Background of the UPI Controversy

The National Payments Corporation of India (NPCI), which operates the UPI, has set a market-share cap of 30% on UPI transactions for any digital payments entity. The implementation of the rule is scheduled for January 2023.. However, major players like PhonePe and Google Pay, which each have an average of 80% share on the digital payments network, are lobbying for a delay in the implementation of this cap.

PhonePe has requested a delay of at least three years, while Google Pay has also had consultations with NPCI regarding an extension. New entrants like Tata group’s super app Tata Neu and WhatsApp Pay, which had less than 1% of the overall UPI market in August, have not seen much traction.

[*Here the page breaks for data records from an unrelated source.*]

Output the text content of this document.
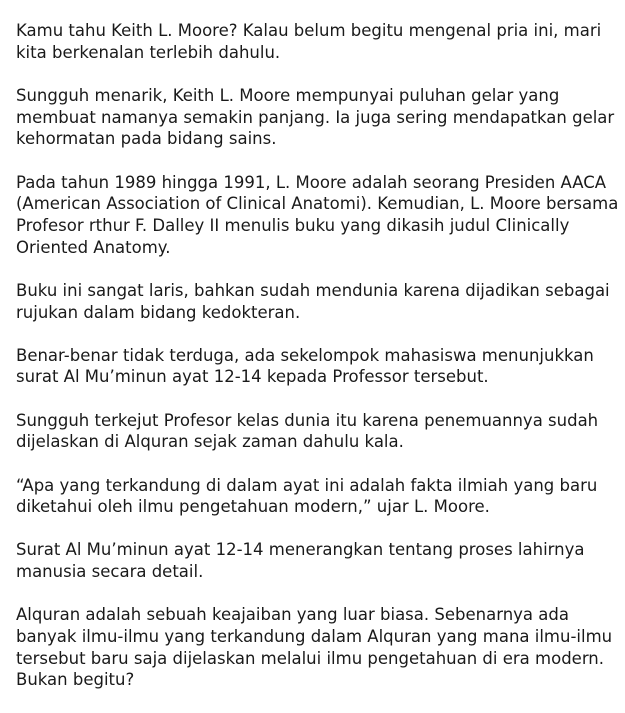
Kamu tahu Keith L. Moore? Kalau belum begitu mengenal pria ini, mari
kita berkenalan terlebih dahulu.

Sungguh menarik, Keith L. Moore mempunyai puluhan gelar yang
membuat namanya semakin panjang. Ia juga sering mendapatkan gelar
kehormatan pada bidang sains.

Pada tahun 1989 hingga 1991, L. Moore adalah seorang Presiden AACA
(American Association of Clinical Anatomi). Kemudian, L. Moore bersama
Profesor rthur F. Dalley II menulis buku yang dikasih judul Clinically
Oriented Anatomy.

Buku ini sangat laris, bahkan sudah mendunia karena dijadikan sebagai
rujukan dalam bidang kedokteran.

Benar-benar tidak terduga, ada sekelompok mahasiswa menunjukkan
surat Al Mu’minun ayat 12-14 kepada Professor tersebut.

Sungguh terkejut Profesor kelas dunia itu karena penemuannya sudah
dijelaskan di Alquran sejak zaman dahulu kala.

“Apa yang terkandung di dalam ayat ini adalah fakta ilmiah yang baru
diketahui oleh ilmu pengetahuan modern,” ujar L. Moore.

Surat Al Mu’minun ayat 12-14 menerangkan tentang proses lahirnya
manusia secara detail.

Alquran adalah sebuah keajaiban yang luar biasa. Sebenarnya ada
banyak ilmu-ilmu yang terkandung dalam Alquran yang mana ilmu-ilmu
tersebut baru saja dijelaskan melalui ilmu pengetahuan di era modern.
Bukan begitu?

Key Considerations in the Approach to Price Regulation

The RBI's recent paper on payment system fees, particularly the zero-charge model for UPI transactions, has sparked significant public discourse. The absence of commercial compensation through the zero merchant discount rate (MDR) has been cited by the NPCI and numerous market players as a reason to shift away from this framework, as it can discourage new market entrants and hinder investments in enhancing consumer protection and security.


What is the UPI controversy

However, there are also concerns that a market-share cap could limit growth and innovation. Policymakers must be careful in striking a balance between market competition and consumer protection. The approach to price regulation of UPI should be based on a thorough analysis of the market dynamics and the interests of different stakeholders.


UPI has played a significant role in India's push towards a cashless economy. The controversy surrounding the market-share cap highlights the challenges of regulating a rapidly evolving market. Policymakers must navigate the competing interests of market players and consumers to promote fair competition and innovation in the digital payments ecosystem. Ultimately, the success of UPI will depend on striking the right balance between commercial viability and consumer protection.